How to walk up parent directories?

M

Matthew Wilson

Is there already a tool in the standard library to let me walk up from a
subdirectory to the top of my file system?

In other words, I'm looking for something like:
... print(x)
/home/matt/projects
/home/matt
/home
/

I know I could build something like this with various os.path
components, but I'm hoping I don't have to.

TIA


Matt
 
S

Snorri H

Is there already a tool in the standard library to let me walk up from a
subdirectory to the top of my file system?


Never seen such a standard tool, yet it can be implemented in a way
like this

def walkup(path):
aux = path.rsplit('/')
while aux != ['']:
yield reduce(lambda x,y:x+'/'+y,aux)
aux.pop()
yield '/'

Maybe this is not the best way to ascend directories, but it seems to
work.
 
D

Diez B. Roggisch

Snorri said:
Is there already a tool in the standard library to let me walk up from a
subdirectory to the top of my file system?


Never seen such a standard tool, yet it can be implemented in a way
like this

def walkup(path):
aux = path.rsplit('/')
while aux != ['']:
yield reduce(lambda x,y:x+'/'+y,aux)
aux.pop()
yield '/'

Maybe this is not the best way to ascend directories, but it seems to
work.

It's not working for windows.
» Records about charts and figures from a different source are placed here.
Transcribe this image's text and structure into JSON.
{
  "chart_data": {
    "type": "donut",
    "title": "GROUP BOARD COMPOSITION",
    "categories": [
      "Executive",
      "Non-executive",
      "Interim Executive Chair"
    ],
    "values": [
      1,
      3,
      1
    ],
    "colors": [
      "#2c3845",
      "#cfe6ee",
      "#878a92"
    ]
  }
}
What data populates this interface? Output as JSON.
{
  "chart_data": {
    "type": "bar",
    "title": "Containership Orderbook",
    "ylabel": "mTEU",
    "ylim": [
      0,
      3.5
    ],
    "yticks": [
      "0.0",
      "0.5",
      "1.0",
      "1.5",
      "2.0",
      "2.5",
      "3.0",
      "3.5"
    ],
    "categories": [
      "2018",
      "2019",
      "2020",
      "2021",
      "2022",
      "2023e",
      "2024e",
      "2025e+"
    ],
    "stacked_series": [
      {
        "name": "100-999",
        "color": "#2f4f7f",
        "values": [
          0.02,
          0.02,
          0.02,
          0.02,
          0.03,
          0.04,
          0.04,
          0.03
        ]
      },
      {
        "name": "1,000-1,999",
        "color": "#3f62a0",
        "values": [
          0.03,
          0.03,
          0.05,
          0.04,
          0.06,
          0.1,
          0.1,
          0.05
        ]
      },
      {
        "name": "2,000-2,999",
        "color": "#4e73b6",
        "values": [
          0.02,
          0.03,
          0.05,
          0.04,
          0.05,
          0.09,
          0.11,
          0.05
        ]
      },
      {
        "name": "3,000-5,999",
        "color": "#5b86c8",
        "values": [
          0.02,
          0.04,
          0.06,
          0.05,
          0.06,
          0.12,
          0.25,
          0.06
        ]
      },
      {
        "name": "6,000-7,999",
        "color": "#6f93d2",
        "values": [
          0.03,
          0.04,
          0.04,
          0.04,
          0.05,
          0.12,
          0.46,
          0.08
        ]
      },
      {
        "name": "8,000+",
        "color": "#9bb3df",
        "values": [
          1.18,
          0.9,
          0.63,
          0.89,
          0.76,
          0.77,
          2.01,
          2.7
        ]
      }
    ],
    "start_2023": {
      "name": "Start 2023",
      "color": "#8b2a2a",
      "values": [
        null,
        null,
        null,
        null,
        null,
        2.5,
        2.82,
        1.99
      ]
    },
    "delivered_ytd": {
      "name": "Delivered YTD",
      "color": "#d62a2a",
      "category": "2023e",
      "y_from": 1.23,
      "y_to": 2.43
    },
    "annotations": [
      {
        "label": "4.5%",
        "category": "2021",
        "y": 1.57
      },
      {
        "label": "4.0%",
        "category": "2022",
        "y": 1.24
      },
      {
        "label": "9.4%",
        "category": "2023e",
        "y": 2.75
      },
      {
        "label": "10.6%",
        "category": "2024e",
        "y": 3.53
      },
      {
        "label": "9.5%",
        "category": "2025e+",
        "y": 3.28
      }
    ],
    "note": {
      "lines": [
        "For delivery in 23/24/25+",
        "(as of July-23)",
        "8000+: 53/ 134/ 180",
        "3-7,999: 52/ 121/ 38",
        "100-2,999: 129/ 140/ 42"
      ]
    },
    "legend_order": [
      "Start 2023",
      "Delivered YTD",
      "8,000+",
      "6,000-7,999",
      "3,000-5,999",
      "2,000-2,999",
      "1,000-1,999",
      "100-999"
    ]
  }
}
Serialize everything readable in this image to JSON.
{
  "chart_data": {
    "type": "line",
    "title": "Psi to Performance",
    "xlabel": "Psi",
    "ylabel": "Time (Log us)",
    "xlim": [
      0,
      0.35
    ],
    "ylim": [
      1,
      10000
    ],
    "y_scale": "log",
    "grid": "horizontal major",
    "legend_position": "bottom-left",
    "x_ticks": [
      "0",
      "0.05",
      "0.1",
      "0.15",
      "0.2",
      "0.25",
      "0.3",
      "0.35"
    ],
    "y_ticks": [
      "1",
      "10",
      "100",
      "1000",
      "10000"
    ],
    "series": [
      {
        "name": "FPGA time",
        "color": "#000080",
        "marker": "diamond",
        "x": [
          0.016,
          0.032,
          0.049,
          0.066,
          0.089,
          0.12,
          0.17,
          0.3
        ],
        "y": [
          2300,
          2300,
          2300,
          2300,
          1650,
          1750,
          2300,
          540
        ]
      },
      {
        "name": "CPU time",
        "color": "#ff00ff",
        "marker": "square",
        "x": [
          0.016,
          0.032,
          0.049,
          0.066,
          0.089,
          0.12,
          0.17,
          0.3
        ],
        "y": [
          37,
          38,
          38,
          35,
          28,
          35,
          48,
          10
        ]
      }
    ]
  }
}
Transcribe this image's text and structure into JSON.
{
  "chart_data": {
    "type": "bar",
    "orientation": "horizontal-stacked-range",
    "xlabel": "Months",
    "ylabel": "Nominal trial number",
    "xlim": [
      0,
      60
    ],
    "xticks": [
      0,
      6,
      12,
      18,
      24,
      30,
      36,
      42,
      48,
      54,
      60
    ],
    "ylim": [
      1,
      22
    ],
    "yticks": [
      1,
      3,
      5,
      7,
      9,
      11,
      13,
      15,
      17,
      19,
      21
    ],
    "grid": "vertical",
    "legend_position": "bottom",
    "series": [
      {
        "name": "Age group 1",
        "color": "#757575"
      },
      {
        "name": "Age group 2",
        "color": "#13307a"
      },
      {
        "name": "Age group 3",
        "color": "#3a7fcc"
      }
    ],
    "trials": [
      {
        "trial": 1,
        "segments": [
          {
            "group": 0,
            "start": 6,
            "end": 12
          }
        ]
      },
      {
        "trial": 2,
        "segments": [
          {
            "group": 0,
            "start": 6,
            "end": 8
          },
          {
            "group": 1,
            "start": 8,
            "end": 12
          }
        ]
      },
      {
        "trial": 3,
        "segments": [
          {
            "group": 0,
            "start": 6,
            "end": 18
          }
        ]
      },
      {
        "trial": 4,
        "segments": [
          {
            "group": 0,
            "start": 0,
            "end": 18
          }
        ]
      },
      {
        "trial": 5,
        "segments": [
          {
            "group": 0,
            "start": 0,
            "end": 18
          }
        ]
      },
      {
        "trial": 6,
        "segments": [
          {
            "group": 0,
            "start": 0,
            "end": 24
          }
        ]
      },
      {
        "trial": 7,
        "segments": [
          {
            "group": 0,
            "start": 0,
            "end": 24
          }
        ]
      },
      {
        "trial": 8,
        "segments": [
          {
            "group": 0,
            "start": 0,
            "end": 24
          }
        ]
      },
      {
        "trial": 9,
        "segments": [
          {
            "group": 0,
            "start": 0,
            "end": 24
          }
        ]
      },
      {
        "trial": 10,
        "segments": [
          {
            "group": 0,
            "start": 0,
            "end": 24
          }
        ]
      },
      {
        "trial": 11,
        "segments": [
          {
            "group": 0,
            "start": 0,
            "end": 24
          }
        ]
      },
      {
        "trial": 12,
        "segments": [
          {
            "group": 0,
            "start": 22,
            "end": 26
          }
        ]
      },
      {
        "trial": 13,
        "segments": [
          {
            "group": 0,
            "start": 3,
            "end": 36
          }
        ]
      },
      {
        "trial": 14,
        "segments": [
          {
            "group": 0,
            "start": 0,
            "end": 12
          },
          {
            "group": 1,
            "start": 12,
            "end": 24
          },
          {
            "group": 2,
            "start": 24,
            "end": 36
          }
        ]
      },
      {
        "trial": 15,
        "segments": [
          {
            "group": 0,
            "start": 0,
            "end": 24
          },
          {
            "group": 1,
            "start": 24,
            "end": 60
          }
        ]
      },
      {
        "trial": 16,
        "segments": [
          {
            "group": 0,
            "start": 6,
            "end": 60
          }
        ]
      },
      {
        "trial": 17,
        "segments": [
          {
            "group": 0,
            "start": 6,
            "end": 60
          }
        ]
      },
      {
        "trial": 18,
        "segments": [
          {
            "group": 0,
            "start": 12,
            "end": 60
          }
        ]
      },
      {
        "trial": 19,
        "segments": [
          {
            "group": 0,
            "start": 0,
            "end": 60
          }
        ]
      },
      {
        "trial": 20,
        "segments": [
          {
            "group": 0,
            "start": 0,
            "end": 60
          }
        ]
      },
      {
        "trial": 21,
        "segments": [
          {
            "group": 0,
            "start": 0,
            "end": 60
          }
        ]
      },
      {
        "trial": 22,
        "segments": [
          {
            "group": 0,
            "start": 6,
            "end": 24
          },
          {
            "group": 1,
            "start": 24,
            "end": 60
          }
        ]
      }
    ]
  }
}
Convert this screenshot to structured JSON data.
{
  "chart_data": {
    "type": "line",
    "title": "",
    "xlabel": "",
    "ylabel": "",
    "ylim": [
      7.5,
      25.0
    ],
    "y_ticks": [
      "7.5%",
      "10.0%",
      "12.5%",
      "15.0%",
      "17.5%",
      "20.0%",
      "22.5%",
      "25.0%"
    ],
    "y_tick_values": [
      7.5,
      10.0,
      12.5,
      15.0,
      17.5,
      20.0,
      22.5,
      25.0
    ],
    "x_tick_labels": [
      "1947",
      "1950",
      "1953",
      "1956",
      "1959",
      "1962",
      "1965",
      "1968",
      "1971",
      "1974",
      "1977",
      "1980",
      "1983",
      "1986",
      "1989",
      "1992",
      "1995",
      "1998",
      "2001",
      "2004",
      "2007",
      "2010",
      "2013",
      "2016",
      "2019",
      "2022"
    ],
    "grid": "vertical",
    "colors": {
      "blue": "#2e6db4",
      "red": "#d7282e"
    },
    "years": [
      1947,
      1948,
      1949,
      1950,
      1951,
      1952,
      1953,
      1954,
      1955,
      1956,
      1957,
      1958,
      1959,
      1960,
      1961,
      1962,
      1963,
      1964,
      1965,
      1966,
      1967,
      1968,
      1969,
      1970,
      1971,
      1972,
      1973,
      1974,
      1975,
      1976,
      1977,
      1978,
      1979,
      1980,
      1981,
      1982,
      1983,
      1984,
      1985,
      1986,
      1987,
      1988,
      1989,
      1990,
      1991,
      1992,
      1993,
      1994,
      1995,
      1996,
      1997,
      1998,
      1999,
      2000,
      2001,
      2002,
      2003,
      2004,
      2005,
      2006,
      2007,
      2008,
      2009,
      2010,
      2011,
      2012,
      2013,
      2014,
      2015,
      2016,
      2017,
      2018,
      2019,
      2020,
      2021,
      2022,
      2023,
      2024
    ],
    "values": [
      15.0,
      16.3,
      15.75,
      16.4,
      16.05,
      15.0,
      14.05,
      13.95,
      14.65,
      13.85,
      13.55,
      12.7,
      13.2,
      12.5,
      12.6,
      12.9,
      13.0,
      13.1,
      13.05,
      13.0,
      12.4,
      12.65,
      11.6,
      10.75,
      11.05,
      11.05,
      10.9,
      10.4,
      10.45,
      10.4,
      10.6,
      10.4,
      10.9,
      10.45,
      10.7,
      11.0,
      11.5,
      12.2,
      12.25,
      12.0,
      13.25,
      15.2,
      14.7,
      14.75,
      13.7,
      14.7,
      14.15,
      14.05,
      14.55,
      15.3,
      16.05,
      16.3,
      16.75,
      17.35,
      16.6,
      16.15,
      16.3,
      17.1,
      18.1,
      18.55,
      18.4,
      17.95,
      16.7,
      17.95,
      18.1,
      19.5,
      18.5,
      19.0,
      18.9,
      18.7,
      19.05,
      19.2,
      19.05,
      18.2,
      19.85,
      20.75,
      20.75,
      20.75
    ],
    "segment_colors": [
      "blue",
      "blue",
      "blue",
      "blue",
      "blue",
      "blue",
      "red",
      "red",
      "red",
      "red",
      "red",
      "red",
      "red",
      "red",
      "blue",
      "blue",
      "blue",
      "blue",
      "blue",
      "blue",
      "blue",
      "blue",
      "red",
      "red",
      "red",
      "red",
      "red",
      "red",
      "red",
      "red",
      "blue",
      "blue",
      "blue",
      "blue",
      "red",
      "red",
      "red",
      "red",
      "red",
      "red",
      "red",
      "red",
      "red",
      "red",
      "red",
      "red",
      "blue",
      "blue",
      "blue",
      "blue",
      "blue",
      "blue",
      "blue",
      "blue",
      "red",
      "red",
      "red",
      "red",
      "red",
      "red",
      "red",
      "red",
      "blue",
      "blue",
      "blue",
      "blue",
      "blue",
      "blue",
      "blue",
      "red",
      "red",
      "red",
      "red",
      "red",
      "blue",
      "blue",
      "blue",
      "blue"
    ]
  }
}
And using reduce to create a path instead of

os.sep.join(aux)

seems to be showing off mad functional coding skillz than anything else...

Diez
 
D

David Smith

Matthew said:
Is there already a tool in the standard library to let me walk up from a
subdirectory to the top of my file system?

In other words, I'm looking for something like:

... print(x)
/home/matt/projects
/home/matt
/home
/

I know I could build something like this with various os.path
components, but I'm hoping I don't have to.

TIA


Matt

You should take a look at the os.path module. Seems like you might find
something in that toolbox for this.

--David
 
M

Matthew Wilson

Not every simple function belongs in the standard library :)

Thanks for the help with this! Maybe I'm overestimating how often
people need this walkup function.

Matt
 
D

Dave Angel

Matthew said:
Thanks for the help with this! Maybe I'm overestimating how often
people need this walkup function.

Matt
Look at os.path.normpath(os.path.join( name, ".."))
 
G

Gunter Henriksen

Be careful not to presume "/a/b/" is the same directory as "/a/b/c/../"
I would consider the latter the parent of /a/b/c/, not the former.